Darkos toussote sur le côté et se permet d'entrer dans la pièce.

Il doit y avoir urgence pour qu'il bouscule ainsi le protocole, qui l'oblige d'habitude à se faire annoncer et à attendre que son père daigne le voir.

Maltazard l'autorise à approcher, d'un léger signe de tête, sentant que l'objet de sa visite est de la plus haute importance.

Darkos s'approche de son père avec précaution (on ne sait jamais de quoi il est capable) et murmure quelques mots à son oreille.
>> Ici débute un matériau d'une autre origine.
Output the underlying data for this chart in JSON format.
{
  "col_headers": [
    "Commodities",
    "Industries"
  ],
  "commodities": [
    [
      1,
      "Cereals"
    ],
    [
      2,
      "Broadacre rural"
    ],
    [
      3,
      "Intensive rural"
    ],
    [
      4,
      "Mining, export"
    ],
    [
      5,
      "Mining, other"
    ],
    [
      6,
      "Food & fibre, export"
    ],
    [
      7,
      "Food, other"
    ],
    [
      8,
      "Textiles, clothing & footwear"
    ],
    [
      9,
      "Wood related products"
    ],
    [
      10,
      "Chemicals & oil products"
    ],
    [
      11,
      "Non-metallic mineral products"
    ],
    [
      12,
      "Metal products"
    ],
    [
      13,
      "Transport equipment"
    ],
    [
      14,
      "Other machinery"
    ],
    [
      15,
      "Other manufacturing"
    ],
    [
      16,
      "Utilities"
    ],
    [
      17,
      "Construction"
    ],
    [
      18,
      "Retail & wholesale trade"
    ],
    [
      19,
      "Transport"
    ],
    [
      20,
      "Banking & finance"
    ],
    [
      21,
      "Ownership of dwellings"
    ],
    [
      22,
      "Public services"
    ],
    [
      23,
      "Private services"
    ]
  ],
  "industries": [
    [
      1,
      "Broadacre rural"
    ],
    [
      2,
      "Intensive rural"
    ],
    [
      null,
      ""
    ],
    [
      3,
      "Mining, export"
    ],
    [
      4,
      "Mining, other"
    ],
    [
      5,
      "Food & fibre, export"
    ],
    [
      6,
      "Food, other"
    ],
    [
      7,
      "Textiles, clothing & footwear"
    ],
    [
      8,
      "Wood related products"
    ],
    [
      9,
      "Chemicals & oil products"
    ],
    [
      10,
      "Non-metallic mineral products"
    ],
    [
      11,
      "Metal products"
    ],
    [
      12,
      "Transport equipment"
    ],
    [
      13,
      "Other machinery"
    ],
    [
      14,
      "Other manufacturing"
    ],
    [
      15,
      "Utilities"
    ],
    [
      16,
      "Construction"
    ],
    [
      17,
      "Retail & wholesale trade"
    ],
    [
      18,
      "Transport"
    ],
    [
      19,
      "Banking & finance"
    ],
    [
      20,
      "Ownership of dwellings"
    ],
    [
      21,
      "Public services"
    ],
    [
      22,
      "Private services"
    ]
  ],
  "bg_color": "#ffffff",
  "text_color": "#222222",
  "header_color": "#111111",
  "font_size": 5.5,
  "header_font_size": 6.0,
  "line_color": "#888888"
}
À l'annonce de cette nouvelle, les yeux de Maltazard doublent de volume.

La princesse s'est mariée sans prévenir, sans même lancer d'invitations.

Maltazard encaisse le choc. Tout espoir de retrouver un jour une vie normale vient de s'écrouler, comme ça, en quelques secondes, en une seule petite nouvelle. Comme quoi la vie peut ne tenir qu'à une nouvelle, un baiser, un fil.

Il reste groggy quelques instants, comme un boxeur surpris par un crochet.

Ses jambes flageolent quelques instants, mais il se ressaisit. C'est ce qu'il fait, depuis des lunes, se ressaisir, se tenir, patienter. Il a absorbé plus de coups dans sa vie, qu'un punching-ball de démonstration.

Il pousse un soupir, en essuyant cette nouvelle défaite, amère et irrévocable.

-   Bien joué ! dit-il à la princesse, qui s'attend déjà à des représailles.